Peter A Goldsbury wrote:
... so I suspect that 5-kyou, like kaiten-nage, was added to the repertoire of kihon waza by Kisshomaru Ueshiba.
And then there is 6-kyou, which is a variation of 2-kyou, but where uke's arm is kept straight.
Best wishes to all,
I didn't know that fact about Kaiten-nage, but I can tell you that in 1989 my Yoshinkan teacher in Japan - a direct student of Shioda Sensei - told me there was no Kaiten-nage in Yoshinkan. I have since seen Yoshinkan people doing it ...

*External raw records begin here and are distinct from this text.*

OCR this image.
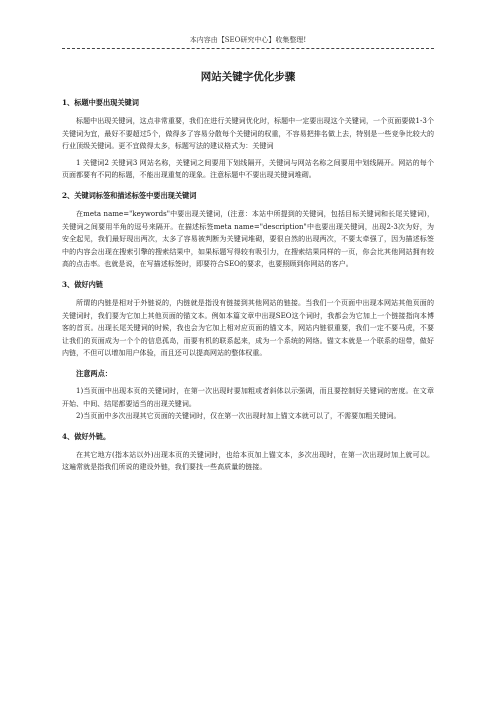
本内容由【SEO研究中心】收集整理!
网站关键字优化步骤
1、标题中要出现关键词

标题中出现关键词，这点非常重要，我们在进行关键词优化时，标题中一定要出现这个关键词，一个页面要做1-3个关键词为宜，最好不要超过5个，做得多了容易分散每个关键词的权重，不容易把排名做上去，特别是一些竞争比较大的行业顶级关键词。更不宜做得太多，标题写法的建议格式为：关键词

1 关键词2 关键词3 网站名称，关键词之间要用下划线隔开，关键词与网站名称之间要用中划线隔开。网站的每个页面都要有不同的标题，不能出现重复的现象。注意标题中不要出现关键词堆砌。

2、关键词标签和描述标签中要出现关键词

在meta name="keywords"中要出现关键词，(注意：本站中所提到的关键词，包括目标关键词和长尾关键词)，关键词之间要用半角的逗号来隔开。在描述标签meta name="description"中也要出现关键词，出现2-3次为好，为安全起见，我们最好现出两次，太多了容易被判断为关键词堆砌，要很自然的出现两次，不要太牵强了，因为描述标签中的内容会出现在搜索引擎的搜索结果中，如果标题写得较有吸引力，在搜索结果同样的一页，你会比其他网站拥有较高的点击率。也就是说，在写描述标签时，即要符合SEO的要求，也要照顾到你网站的客户。

3、做好内链

所谓的内链是相对于外链说的，内链就是指没有链接到其他网站的链接。当我们一个页面中出现本网站其他页面的关键词时，我们要为它加上其他页面的锚文本。例如本篇文章中出现SEO这个词时，我都会为它加上一个链接指向本博客的首页。出现长尾关键词的时候，我也会为它加上相对应页面的锚文本，网站内链很重要，我们一定不要马虎，不要让我们的页面成为一个个的信息孤岛，而要有机的联系起来，成为一个系统的网络。锚文本就是一个联系的纽带，做好内链，不但可以增加用户体验，而且还可以提高网站的整体权重。

注意两点：

1)当页面中出现本页的关键词时，在第一次出现时要加粗或者斜体以示强调，而且要控制好关键词的密度。在文章开始、中间、结尾都要适当的出现关键词。

2)当页面中多次出现其它页面的关键词时，仅在第一次出现时加上锚文本就可以了，不需要加粗关键词。

4、做好外链。

在其它地方(指本站以外)出现本页的关键词时，也给本页加上锚文本，多次出现时，在第一次出现时加上就可以。这遍常就是指我们所说的建设外链，我们要找一些高质量的链接。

5-kyou: Consider this. Right handed attack comes. Avoid left and place your left hand on uke's wrist and you are setting up for kote-gaeshi. Avoid right and place your right hand on uke's wrist in the same way (mirror) and you are setting up for 5-kyou (amongst other thngs, of course). It is a mirror technique. If you remove 5-kyou it would be like taking away one side of a mirror. Does that answer "Gokyo-Why?" I wonder?
Also, your description of 6-kyou is Judo's wake-gatamte. I learned it in Tomiki, in the Institute of Aikido, in Kyushin-do, in Jujutsu, and in Judo. Everyone has it but Aikikai, although some do, calling it different names (rarely wake-gatame).